How credible?

How credible?

It’s at this point in the Scandal in Boston that real injustice could happen. Over a year after this whole thing exploded we still have people filing new complaints against priests and how do we know that some of them aren’t just con-artists looking for a quick settlement?

I won’t judge any of the recent accusations made against priests because I don’t have the data, but let me tell you a story that I was told recently. There was a priest who was approached last summer by a young man, the son of a couple he knew many years ago. Now this young man demands a payment of $60,000 from the priest. Why? Because, he says, the priest used to come over to his house all the time and drink with his mother and they drank too much and that affected his upbringing. The priest consults a lawyer who says the accuser is all wet and has no case. Fast forward six months. The young man now has a sleazy lawyer who’s face is all over the news and who represents dozens of victims of sex abuse. This man is suing the priest for “abuse” although the details of the case are shadowed and unclear. The priest’s name is splashed all over the papers and TV. What does the priest do?
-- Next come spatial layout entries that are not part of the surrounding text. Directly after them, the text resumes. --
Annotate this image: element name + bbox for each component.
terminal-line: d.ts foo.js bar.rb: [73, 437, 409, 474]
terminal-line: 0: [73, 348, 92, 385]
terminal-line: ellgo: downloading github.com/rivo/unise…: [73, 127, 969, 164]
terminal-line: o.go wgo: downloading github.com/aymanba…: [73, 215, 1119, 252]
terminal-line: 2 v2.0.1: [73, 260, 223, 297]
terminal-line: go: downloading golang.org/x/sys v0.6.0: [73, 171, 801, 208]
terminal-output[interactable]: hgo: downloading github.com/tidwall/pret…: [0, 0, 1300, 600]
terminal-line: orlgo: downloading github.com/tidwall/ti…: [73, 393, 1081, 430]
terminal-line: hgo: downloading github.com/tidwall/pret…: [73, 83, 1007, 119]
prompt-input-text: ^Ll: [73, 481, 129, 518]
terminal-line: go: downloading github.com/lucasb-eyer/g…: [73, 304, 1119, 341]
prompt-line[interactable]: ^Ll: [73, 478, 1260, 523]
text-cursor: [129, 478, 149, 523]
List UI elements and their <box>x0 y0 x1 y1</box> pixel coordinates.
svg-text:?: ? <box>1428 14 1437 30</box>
What does the archdiocese do? What do we do?

Perhaps the priest had a drinking problem at one time. Perhaps his relationship with the woman was inappropriate because of the drinking, even if nothing more than that happened. That’s all wrong, but what cause does this guy have to sue the priest?

The problem remains that in the current climate sorting out credible accusations versus non-credible ones is becoming increasingly difficult. And if the accusation is deemed non-credible, yet the lawsuit goes forward, what does that mean for the priest’s ministry? And with the names of the accused plastered everywhere as soon as the suits are filed, how can they ever reclaim their good reputation if they are innocent?
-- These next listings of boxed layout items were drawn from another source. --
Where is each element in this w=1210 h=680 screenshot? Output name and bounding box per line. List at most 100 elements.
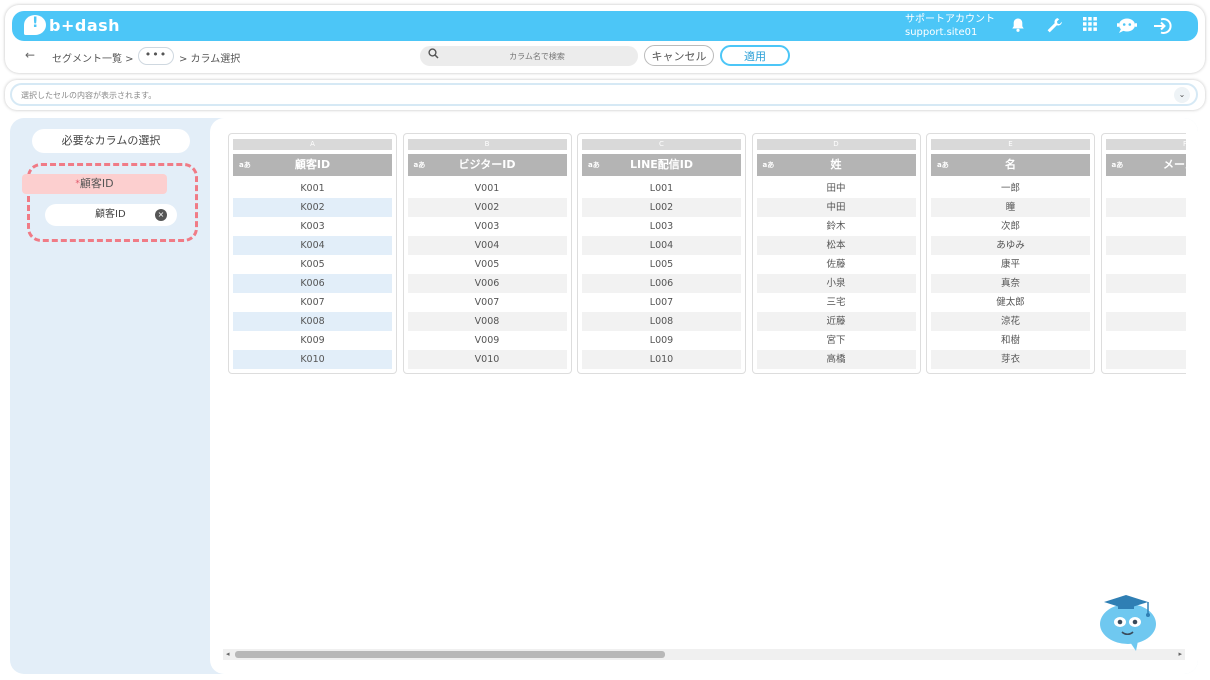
column-header[interactable]: aあ 姓 xyxy=(756,154,916,176)
logo-text: b+dash xyxy=(49,15,121,35)
table-cell[interactable]: V004 xyxy=(407,236,567,255)
chevron-down-icon[interactable]: ⌄ xyxy=(1174,87,1190,103)
table-cell[interactable]: L005 xyxy=(582,255,741,274)
horizontal-scrollbar[interactable]: ◂ ▸ xyxy=(223,649,1185,660)
logout-icon[interactable] xyxy=(1153,17,1173,35)
table-cell[interactable]: V010 xyxy=(407,350,567,369)
data-column[interactable]: Faあ メールア tanaka@tnakata@tsuzuki@tmatsumoto… xyxy=(1100,133,1187,374)
table-cell[interactable]: V001 xyxy=(408,179,567,198)
table-cell[interactable]: V003 xyxy=(408,217,567,236)
table-cell[interactable]: nakata@t xyxy=(1105,198,1186,217)
column-header[interactable]: aあ 名 xyxy=(931,154,1090,176)
table-cell[interactable]: V008 xyxy=(407,312,567,331)
column-header[interactable]: aあ メールア xyxy=(1105,154,1186,176)
close-icon[interactable]: × xyxy=(155,209,167,221)
column-letter: F xyxy=(1105,139,1186,150)
table-cell[interactable]: K003 xyxy=(233,217,392,236)
column-search-input[interactable] xyxy=(442,48,632,64)
back-arrow-icon[interactable]: ← xyxy=(25,48,35,62)
table-cell[interactable]: V009 xyxy=(408,331,567,350)
table-cell[interactable]: 高橋 xyxy=(756,350,916,369)
table-cell[interactable]: 佐藤 xyxy=(757,255,916,274)
apply-button[interactable]: 適用 xyxy=(720,45,790,66)
table-cell[interactable]: 宮下 xyxy=(757,331,916,350)
table-cell[interactable]: 中田 xyxy=(756,198,916,217)
wrench-icon[interactable] xyxy=(1045,17,1063,35)
table-cell[interactable]: K006 xyxy=(233,274,392,293)
table-cell[interactable]: L004 xyxy=(582,236,741,255)
mascot-assistant-icon[interactable] xyxy=(1098,590,1162,652)
table-cell[interactable]: K004 xyxy=(233,236,392,255)
column-letter: B xyxy=(407,139,567,150)
data-column[interactable]: Eaあ 名一郎瞳次郎 あゆみ 康平 真奈 健太郎 涼花 和樹 芽衣 xyxy=(926,133,1095,374)
table-cell[interactable]: 真奈 xyxy=(931,274,1090,293)
table-cell[interactable]: konndou@ xyxy=(1105,312,1186,331)
cancel-button[interactable]: キャンセル xyxy=(644,45,714,66)
table-cell[interactable]: 和樹 xyxy=(931,331,1090,350)
column-header[interactable]: aあ ビジターID xyxy=(407,154,567,176)
table-cell[interactable]: 健太郎 xyxy=(931,293,1090,312)
table-cell[interactable]: あゆみ xyxy=(931,236,1090,255)
table-cell[interactable]: 三宅 xyxy=(757,293,916,312)
data-column[interactable]: Daあ 姓田中 中田 鈴木 松本 佐藤 小泉 三宅 近藤 宮下 高橋 xyxy=(751,133,921,374)
table-cell[interactable]: L002 xyxy=(582,198,741,217)
table-cell[interactable]: 次郎 xyxy=(931,217,1090,236)
breadcrumb-more-button[interactable]: ••• xyxy=(138,47,174,65)
table-cell[interactable]: L007 xyxy=(582,293,741,312)
data-column[interactable]: Aaあ 顧客ID K001 K002 K003 K004 K005 K006 K007 K008 K… xyxy=(228,133,397,374)
table-cell[interactable]: 涼花 xyxy=(931,312,1090,331)
table-cell[interactable]: 芽衣 xyxy=(931,350,1090,369)
table-cell[interactable]: V007 xyxy=(408,293,567,312)
table-cell[interactable]: K005 xyxy=(233,255,392,274)
table-cell[interactable]: L010 xyxy=(582,350,741,369)
table-cell[interactable]: suzuki@t xyxy=(1106,217,1187,236)
table-cell[interactable]: miyake@t xyxy=(1106,293,1187,312)
table-cell[interactable]: K002 xyxy=(233,198,392,217)
column-header[interactable]: aあ 顧客ID xyxy=(233,154,392,176)
required-column-header: *顧客ID xyxy=(22,174,167,194)
table-cell[interactable]: V002 xyxy=(407,198,567,217)
column-name: 顧客ID xyxy=(294,158,331,171)
table-cell[interactable]: K008 xyxy=(233,312,392,331)
bell-icon[interactable] xyxy=(1009,17,1027,35)
table-cell[interactable]: 田中 xyxy=(757,179,916,198)
table-cell[interactable]: 康平 xyxy=(931,255,1090,274)
grid-icon[interactable] xyxy=(1081,17,1099,35)
breadcrumb-segment-list[interactable]: セグメント一覧 > xyxy=(52,50,134,65)
table-cell[interactable]: L008 xyxy=(582,312,741,331)
account-info[interactable]: サポートアカウント support.site01 xyxy=(905,13,995,39)
table-cell[interactable]: V006 xyxy=(407,274,567,293)
table-cell[interactable]: takahashi@ xyxy=(1105,350,1186,369)
table-cell[interactable]: koizumi@t xyxy=(1105,274,1186,293)
table-cell[interactable]: 近藤 xyxy=(756,312,916,331)
logo[interactable]: b+dash xyxy=(24,15,120,35)
scroll-right-icon[interactable]: ▸ xyxy=(1178,650,1182,658)
chat-bot-icon[interactable] xyxy=(1117,17,1137,35)
table-cell[interactable]: K010 xyxy=(233,350,392,369)
table-cell[interactable]: K007 xyxy=(233,293,392,312)
table-cell[interactable]: 鈴木 xyxy=(757,217,916,236)
cell-content-field[interactable]: 選択したセルの内容が表示されます。 ⌄ xyxy=(10,83,1198,106)
table-cell[interactable]: miyashita@ xyxy=(1106,331,1187,350)
scroll-left-icon[interactable]: ◂ xyxy=(226,650,230,658)
table-cell[interactable]: 小泉 xyxy=(756,274,916,293)
selected-column-chip[interactable]: 顧客ID × xyxy=(45,204,177,226)
scrollbar-thumb[interactable] xyxy=(235,651,665,658)
table-cell[interactable]: K009 xyxy=(233,331,392,350)
data-column[interactable]: Caあ LINE配信ID L001 L002 L003 L004 L005 L006 L007 L… xyxy=(577,133,746,374)
table-cell[interactable]: 一郎 xyxy=(931,179,1090,198)
table-cell[interactable]: L001 xyxy=(582,179,741,198)
table-cell[interactable]: satou@t xyxy=(1106,255,1187,274)
table-cell[interactable]: tanaka@t xyxy=(1106,179,1187,198)
table-cell[interactable]: L009 xyxy=(582,331,741,350)
table-cell[interactable]: V005 xyxy=(408,255,567,274)
table-cell[interactable]: L003 xyxy=(582,217,741,236)
column-header[interactable]: aあ LINE配信ID xyxy=(582,154,741,176)
text-type-icon: aあ xyxy=(762,161,775,169)
table-cell[interactable]: matsumoto@t xyxy=(1105,236,1186,255)
data-column[interactable]: Baあ ビジターID V001 V002 V003 V004 V005 V006 V007 V00… xyxy=(402,133,572,374)
table-cell[interactable]: 松本 xyxy=(756,236,916,255)
table-cell[interactable]: 瞳 xyxy=(931,198,1090,217)
table-cell[interactable]: L006 xyxy=(582,274,741,293)
table-cell[interactable]: K001 xyxy=(233,179,392,198)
Another thing disturbs me about the recent rash of lawsuits. A lot of them are against priests who are now dead. Eight of the 12 priests named in Garabedian lawsuits yesterday are dead. How can these cases be proven? Do they have witnesses? Physical evidence? Or are they just going to hope that the Church knuckles under and settles everything to make it go away? I hope not. In cases where there is obvious wrongdoing, i.e. where the pervert admits his sins, I think settlements should be made. But where a difficult-to-prove accusation is made against a dead man, I think the Church should demand the highest burden of proof.